Java regex (?i) vs Pattern.CASE_INSENSITIVE

Question

Java regex (?i) vs Pattern.CASE_INSENSITIVE

6

我正在使用 "\\b(\\w+)(\\W+\\1\\b)+" 和 input = input.replaceAll(regex, "$1"); 来查找字符串中的重复单词并删除重复。例如，输入字符串为 "for for for" 将变成 "for"。

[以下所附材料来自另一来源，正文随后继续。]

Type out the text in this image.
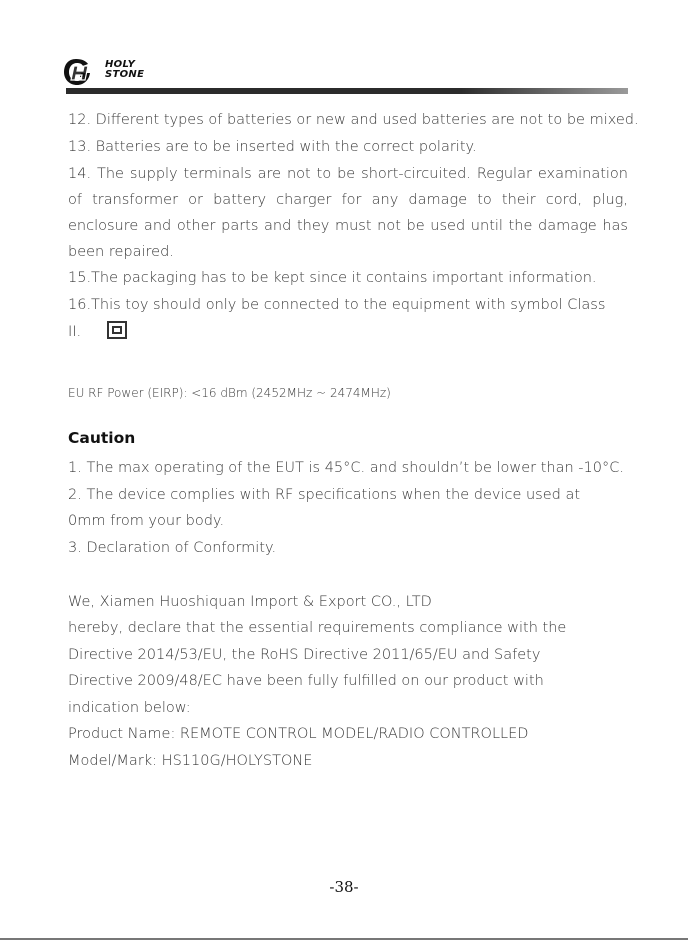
HOLY
STONE
12. Different types of batteries or new and used batteries are not to be mixed.
13. Batteries are to be inserted with the correct polarity.
14. The supply terminals are not to be short-circuited. Regular examination of transformer or battery charger for any damage to their cord, plug, enclosure and other parts and they must not be used until the damage has been repaired.
15.The packaging has to be kept since it contains important information.
16.This toy should only be connected to the equipment with symbol Class
II.
EU RF Power (EIRP): <16 dBm (2452MHz ~ 2474MHz)
Caution
1. The max operating of the EUT is 45°C. and shouldn’t be lower than -10°C.
2. The device complies with RF specifications when the device used at
0mm from your body.
3. Declaration of Conformity.
We, Xiamen Huoshiquan Import & Export CO., LTD
hereby, declare that the essential requirements compliance with the
Directive 2014/53/EU, the RoHS Directive 2011/65/EU and Safety
Directive 2009/48/EC have been fully fulfilled on our product with
indication below:
Product Name: REMOTE CONTROL MODEL/RADIO CONTROLLED
Model/Mark: HS110G/HOLYSTONE
-38-
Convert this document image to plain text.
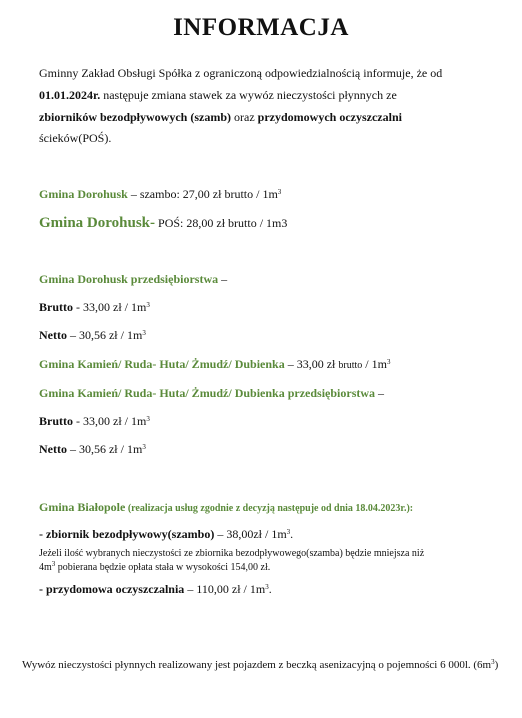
INFORMACJA
Gminny Zakład Obsługi Spółka z ograniczoną odpowiedzialnością informuje, że od
01.01.2024r. następuje zmiana stawek za wywóz nieczystości płynnych ze
zbiorników bezodpływowych (szamb) oraz przydomowych oczyszczalni
ścieków(POŚ).
Gmina Dorohusk – szambo: 27,00 zł brutto / $1m^3$
Gmina Dorohusk- POŚ: 28,00 zł brutto / 1m3
Gmina Dorohusk przedsiębiorstwa –
Brutto - 33,00 zł / $1m^3$
Netto – 30,56 zł / $1m^3$
Gmina Kamień/ Ruda- Huta/ Żmudź/ Dubienka – 33,00 zł brutto / $1m^3$
Gmina Kamień/ Ruda- Huta/ Żmudź/ Dubienka przedsiębiorstwa –
Brutto - 33,00 zł / $1m^3$
Netto – 30,56 zł / $1m^3$
Gmina Białopole (realizacja usług zgodnie z decyzją następuje od dnia 18.04.2023r.):
- zbiornik bezodpływowy(szambo) – 38,00zł / $1m^3$.
Jeżeli ilość wybranych nieczystości ze zbiornika bezodpływowego(szamba) będzie mniejsza niż
$4m^3$ pobierana będzie opłata stała w wysokości 154,00 zł.
- przydomowa oczyszczalnia – 110,00 zł / $1m^3$.
Wywóz nieczystości płynnych realizowany jest pojazdem z beczką asenizacyjną o pojemności 6 000l. $(6m^3)$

但是它无法将 "Hello hello" 转换为 "Hello"，即使我已经使用了 Pattern p = Pattern.compile(regex, Pattern.CASE_INSENSITIVE);

我可以通过使用 "(?i)\\b(\\w+)(\\W+\\1\\b)+" 来纠正它，但我想知道为什么需要这样做？为什么在已经指定 Pattern.CASE_INSENSITIVE 的情况下还要使用 (?i) 标志？

以下是完整的代码：

import java.util.Scanner;
import java.util.regex.Matcher;
import java.util.regex.Pattern;

public class DuplicateWords {

public static void main(String[] args) {

    String regex = "\\b(\\w+)(\\W+\\1\\b)+";
    Pattern p = Pattern.compile(regex, Pattern.CASE_INSENSITIVE);

    Scanner in = new Scanner(System.in);
    int numSentences = Integer.parseInt(in.nextLine());

    while (numSentences-- > 0) {
        String input = in.nextLine();

        Matcher m = p.matcher(input);

        // Check for subsequences of input that match the compiled pattern
        while (m.find()) {
            input = input.replaceAll(regex, "$1");
        }

        // Prints the modified sentence.
        System.out.println(input);
    }
    in.close();
}
}

- Paddy

1个回答

网页内容由stack overflow 提供, 点击上面的

可以查看英文原文，
原文链接

- anubhava · Accepted Answer

您的问题在于您在定义正则表达式时使用了 CASE_SENSITIVE 标志，但在 replaceAll 方法中没有正确使用它。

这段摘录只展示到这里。